"Brains? Sperm? That's when a friendly conversation turns a corner."
Air travel is a great time to practice the fine art of conversation. Some of the more interesting chats I can remember have taken place with strangers on a plane. In an era in which technology presents ample means to avoid face-to-face interaction, planes thousands of feet up in the air may be one of the last refuges from cell phones and online chatting. On my recent flight home there was just one other person sitting in my row, an elderly lady who smiled encouragingly at me over the scarf she'd been knitting. Twenty minutes later, we were halfway through my portfolio of Nasty Bits pictures.
"Those are pigs' tails," I told her, scrolling down the page. "Some of my favorite bits."
"And what's that, dear?" she asked, pointing to a milky white mass—twisted, spiraling, with pink veins laced throughout.
I stopped clicking on the pictures. "Oh, that? Well, that's cod milt," I replied somewhat reluctantly.
"What's milt?" she asked. Just as I expected. Milt is a word that few outside of the high-scoring Scrabble community would know.
"It's um, sperm," I said, coughing a bit on the second word.

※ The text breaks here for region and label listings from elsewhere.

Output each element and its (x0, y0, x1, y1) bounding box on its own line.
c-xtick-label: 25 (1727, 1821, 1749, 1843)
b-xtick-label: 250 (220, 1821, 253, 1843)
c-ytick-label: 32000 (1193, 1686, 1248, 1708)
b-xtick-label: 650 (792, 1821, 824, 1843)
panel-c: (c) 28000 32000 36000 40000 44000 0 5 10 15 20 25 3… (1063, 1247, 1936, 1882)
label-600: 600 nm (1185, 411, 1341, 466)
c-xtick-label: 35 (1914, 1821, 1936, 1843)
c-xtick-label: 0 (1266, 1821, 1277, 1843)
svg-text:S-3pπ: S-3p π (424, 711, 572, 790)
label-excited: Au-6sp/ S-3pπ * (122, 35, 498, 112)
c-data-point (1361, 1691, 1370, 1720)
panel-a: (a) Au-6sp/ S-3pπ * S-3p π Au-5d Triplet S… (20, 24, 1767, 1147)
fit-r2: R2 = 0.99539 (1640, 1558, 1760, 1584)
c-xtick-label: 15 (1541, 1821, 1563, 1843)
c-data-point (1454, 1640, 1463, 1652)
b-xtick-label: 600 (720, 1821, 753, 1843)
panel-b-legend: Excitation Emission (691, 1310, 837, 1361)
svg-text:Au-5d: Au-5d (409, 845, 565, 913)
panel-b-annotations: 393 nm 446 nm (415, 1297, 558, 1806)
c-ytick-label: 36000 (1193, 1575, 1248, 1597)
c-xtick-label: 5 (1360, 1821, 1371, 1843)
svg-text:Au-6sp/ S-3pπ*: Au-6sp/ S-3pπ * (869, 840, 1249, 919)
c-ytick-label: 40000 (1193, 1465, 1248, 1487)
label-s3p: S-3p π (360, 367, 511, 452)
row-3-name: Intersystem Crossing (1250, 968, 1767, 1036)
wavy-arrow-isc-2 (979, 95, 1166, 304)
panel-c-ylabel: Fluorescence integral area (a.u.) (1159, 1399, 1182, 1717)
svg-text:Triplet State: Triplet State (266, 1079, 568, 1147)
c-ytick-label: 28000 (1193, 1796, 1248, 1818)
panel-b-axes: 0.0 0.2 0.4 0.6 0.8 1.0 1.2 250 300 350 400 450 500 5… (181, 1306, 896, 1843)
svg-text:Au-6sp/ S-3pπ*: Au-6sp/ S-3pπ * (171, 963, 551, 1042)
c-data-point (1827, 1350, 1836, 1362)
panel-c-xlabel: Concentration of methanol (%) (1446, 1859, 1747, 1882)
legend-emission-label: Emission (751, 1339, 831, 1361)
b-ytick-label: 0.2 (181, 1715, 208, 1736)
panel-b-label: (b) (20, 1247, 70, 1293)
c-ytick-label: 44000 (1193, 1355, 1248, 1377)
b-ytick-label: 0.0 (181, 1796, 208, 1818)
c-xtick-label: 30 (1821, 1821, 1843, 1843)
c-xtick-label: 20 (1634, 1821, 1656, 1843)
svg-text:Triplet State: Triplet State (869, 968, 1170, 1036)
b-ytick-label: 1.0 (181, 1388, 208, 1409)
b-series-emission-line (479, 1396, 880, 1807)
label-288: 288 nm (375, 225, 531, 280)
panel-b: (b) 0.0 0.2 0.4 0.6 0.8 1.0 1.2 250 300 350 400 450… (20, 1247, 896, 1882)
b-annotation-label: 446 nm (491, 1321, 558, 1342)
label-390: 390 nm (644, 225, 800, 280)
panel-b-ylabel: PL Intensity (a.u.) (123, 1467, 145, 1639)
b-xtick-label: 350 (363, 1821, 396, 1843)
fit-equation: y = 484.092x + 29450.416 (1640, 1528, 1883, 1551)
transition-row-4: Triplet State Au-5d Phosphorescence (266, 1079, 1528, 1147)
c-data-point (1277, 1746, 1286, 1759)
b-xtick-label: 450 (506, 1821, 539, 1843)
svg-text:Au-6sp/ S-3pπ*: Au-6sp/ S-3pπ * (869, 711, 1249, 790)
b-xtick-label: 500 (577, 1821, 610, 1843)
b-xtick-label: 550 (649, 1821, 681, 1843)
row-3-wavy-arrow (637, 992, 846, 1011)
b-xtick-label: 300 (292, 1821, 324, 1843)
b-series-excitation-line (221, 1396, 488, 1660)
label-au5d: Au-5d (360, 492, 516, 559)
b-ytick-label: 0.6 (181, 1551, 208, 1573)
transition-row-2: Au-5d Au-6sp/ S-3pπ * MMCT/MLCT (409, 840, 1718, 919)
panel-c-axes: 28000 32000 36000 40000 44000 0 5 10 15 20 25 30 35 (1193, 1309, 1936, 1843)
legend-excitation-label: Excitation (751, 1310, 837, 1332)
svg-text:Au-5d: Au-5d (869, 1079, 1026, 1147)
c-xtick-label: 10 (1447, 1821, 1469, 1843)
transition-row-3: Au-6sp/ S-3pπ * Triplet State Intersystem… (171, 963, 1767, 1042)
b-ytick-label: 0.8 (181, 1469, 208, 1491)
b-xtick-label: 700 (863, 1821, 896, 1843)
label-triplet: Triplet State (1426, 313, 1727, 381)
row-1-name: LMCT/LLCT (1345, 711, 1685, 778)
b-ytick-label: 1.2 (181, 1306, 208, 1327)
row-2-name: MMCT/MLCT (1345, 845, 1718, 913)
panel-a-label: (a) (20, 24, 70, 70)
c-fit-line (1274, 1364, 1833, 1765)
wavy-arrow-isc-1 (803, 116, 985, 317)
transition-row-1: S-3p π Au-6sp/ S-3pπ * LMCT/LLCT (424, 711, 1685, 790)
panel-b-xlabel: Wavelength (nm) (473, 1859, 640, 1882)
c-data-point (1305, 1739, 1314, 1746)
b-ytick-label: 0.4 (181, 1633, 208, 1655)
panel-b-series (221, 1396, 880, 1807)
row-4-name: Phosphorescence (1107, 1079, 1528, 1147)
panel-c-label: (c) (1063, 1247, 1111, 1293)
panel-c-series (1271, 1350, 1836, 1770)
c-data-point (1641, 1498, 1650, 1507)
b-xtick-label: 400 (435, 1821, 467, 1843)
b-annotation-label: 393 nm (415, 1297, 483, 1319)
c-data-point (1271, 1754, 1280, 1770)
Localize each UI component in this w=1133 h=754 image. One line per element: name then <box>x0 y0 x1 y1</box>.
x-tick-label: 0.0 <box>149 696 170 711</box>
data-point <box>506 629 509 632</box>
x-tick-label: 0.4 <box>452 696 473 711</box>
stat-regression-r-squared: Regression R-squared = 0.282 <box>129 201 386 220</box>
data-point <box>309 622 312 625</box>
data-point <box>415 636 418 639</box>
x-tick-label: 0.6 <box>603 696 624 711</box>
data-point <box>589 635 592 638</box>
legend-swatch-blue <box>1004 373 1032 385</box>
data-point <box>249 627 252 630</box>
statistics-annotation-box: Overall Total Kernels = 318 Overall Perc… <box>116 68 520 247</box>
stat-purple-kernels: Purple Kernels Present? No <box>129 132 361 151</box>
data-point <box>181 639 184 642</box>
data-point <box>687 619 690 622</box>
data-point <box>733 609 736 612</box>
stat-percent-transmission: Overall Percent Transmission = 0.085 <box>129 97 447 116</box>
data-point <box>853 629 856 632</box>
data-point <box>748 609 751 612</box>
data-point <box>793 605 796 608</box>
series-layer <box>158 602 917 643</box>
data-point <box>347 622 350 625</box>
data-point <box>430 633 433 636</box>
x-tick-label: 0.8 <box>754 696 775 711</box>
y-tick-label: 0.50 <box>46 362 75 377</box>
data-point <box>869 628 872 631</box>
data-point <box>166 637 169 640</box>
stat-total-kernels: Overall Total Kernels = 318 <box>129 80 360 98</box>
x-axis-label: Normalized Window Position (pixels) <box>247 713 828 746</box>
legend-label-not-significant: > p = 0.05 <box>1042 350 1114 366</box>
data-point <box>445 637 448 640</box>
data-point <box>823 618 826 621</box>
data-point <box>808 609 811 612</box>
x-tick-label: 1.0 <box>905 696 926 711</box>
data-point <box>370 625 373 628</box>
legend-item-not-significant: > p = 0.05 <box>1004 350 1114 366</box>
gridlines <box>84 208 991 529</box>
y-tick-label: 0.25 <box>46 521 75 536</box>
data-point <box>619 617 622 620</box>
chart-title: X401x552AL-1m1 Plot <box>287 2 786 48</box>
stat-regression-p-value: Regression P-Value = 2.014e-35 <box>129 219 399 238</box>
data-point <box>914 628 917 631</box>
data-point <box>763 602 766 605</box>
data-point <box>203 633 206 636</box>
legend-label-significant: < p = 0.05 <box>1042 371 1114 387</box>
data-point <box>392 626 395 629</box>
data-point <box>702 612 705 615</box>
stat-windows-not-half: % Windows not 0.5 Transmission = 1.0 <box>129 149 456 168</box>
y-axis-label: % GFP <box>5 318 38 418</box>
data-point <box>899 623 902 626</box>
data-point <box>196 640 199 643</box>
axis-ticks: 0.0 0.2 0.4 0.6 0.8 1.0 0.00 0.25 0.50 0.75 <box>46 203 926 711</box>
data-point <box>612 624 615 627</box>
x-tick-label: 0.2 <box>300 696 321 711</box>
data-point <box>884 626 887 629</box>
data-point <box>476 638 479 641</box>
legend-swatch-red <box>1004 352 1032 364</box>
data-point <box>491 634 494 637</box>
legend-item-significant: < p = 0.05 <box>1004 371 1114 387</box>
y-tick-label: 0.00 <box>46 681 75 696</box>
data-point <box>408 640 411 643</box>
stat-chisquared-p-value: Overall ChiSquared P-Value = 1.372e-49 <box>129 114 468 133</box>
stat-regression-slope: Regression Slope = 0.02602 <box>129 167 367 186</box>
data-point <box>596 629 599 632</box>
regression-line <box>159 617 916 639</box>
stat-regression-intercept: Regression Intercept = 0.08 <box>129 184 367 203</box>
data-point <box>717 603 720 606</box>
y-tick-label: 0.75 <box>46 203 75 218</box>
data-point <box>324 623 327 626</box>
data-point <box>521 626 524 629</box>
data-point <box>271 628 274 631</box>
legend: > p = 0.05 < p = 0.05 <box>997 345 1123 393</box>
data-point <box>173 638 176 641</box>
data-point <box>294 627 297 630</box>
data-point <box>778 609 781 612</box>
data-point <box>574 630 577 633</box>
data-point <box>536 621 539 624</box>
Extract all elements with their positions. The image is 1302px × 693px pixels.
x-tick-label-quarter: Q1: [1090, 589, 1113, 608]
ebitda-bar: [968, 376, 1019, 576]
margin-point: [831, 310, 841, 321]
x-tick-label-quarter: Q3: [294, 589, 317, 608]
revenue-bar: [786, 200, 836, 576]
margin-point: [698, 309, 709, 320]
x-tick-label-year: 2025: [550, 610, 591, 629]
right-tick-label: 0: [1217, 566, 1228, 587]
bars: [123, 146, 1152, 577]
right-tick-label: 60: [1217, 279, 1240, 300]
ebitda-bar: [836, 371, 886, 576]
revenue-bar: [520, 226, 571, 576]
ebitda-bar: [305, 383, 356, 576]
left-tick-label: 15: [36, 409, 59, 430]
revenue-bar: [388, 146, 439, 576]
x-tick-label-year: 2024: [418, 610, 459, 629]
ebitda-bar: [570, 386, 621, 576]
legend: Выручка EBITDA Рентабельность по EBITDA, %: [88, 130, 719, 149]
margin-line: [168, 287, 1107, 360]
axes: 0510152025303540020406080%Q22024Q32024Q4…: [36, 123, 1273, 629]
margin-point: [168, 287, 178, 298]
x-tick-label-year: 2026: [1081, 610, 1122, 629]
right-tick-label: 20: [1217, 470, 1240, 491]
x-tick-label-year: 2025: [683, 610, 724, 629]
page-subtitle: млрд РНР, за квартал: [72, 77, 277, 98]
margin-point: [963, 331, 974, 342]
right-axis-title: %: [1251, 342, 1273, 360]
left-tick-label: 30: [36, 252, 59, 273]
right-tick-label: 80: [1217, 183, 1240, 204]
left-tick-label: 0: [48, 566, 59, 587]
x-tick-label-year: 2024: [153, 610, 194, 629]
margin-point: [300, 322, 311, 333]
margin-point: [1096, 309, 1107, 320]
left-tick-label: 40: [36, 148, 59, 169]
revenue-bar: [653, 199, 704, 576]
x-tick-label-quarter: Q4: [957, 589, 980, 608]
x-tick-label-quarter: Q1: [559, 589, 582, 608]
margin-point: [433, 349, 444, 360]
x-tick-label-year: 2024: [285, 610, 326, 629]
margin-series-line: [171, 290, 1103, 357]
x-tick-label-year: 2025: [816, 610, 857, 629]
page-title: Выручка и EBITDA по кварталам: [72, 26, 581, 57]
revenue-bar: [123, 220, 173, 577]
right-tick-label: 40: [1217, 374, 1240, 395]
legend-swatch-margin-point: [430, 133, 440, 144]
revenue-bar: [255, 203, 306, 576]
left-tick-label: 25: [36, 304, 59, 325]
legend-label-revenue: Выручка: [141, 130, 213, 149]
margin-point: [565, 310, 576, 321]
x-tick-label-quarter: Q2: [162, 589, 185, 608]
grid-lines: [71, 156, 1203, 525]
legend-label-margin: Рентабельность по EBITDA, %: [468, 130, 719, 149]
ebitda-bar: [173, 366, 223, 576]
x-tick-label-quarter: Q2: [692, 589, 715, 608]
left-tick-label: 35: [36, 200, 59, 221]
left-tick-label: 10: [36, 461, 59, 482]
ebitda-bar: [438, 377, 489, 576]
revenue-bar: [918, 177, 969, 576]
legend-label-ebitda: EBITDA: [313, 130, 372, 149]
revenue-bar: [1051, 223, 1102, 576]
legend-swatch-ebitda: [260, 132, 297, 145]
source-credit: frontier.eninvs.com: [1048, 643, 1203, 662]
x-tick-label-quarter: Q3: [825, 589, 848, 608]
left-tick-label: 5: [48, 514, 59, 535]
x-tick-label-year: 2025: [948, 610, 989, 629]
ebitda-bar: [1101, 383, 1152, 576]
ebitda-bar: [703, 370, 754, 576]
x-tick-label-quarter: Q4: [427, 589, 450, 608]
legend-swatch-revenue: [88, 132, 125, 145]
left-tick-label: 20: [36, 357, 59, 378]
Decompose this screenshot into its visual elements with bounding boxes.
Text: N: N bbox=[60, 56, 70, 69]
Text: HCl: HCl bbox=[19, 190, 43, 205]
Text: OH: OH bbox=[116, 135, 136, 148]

"What was that?" she said, cocking her left ear toward me.
"Sperm," I repeated, slightly more loudly, drawing raised eyebrows from the man sitting across the aisle. "Fish sperm. It's really very delicious, like.....pork brains."
Brains? Sperm? That's when a friendly conversation turns a corner.
It took me a few minutes to disarm her sensibilities about eating fish sperm, after which the lady grew curious about its culinary attributes. How do you describe the texture of milt to someone who hasn't tried brains?
Sacs of cod milt are most accurately likened to pork brains, yet with a lighter, finer texture. Steamed, milt is as soft as an egg custard; pan- or deep-fried, the surface crisps up while the interior remains soft and creamy. The taste of milt is subtle; there's a slight sweetness and just the faintest hint of its oceanic roots.
The Japanese call it shirako, kiku, or tachi. Harvested from fish such as cod, anglerfish, monkfish, and sometimes fugu, most types of the seminal fluid are in season during winter. If you're fortunate enough to find it at your Japanese market, consider trying one of these preparations.
Steaming captures the sweetness of milt. I steamed a section of the milt in a broth of dashi, mirin, and soy sauce. A few strands of softened wakame completed the bowl; for additions to the soup, try a few sections of simmered daikon or lightly sautéed shitake mushrooms. Steamed over low heat, the surface of the milt turns completely opaque while its ridges tighten and become more defined. Alternatively, try steaming sections of the milt as an addition to chawan mushi.
Treat milt like a nice piece of calf's liver. Heat a cast iron until it's smoking hot; then salt and lightly dredge the milt in flour. Pan-fry the milt for one minute on each side, until the surface is crisp and golden brown. Serve with rice and a wedge of lemon.
When fried in oil, milt needs to be thoroughly coated to protect its delicate, tender texture. Milt tempura is not as lacy as vegetable tempura, but the crispy batter encases a soft and creamy interior.
Read more: Seriously Asian: How to Take a Fat Hiatus
- 1 ounce cod milt
- 1/2 cup dashi
- 2 teaspoons soy sauce
- 1 teaspoon mirin
- a few sections of dried wakame seaweed
- a small pinch of green onion, thinly sliced
Combine the dashi, soy sauce, and mirin. Divide the liquid in two 3 to 4 ounce bowls or ramekins.
Divide the cod milt into two sections. Place each section in the bowls with the dashi mixture. Add the wakame seaweed, garnishing with the green onions if desired.
Preheat a bamboo steamer or steamer insert over medium heat. Cover the bowls with small individual lids or saran wrap. Place the bowls inside the steamer. Steam for five to seven minutes over low heat, until the surface turns completely opaque and the ridges of the milt tighten and become more defined. Serve immediately.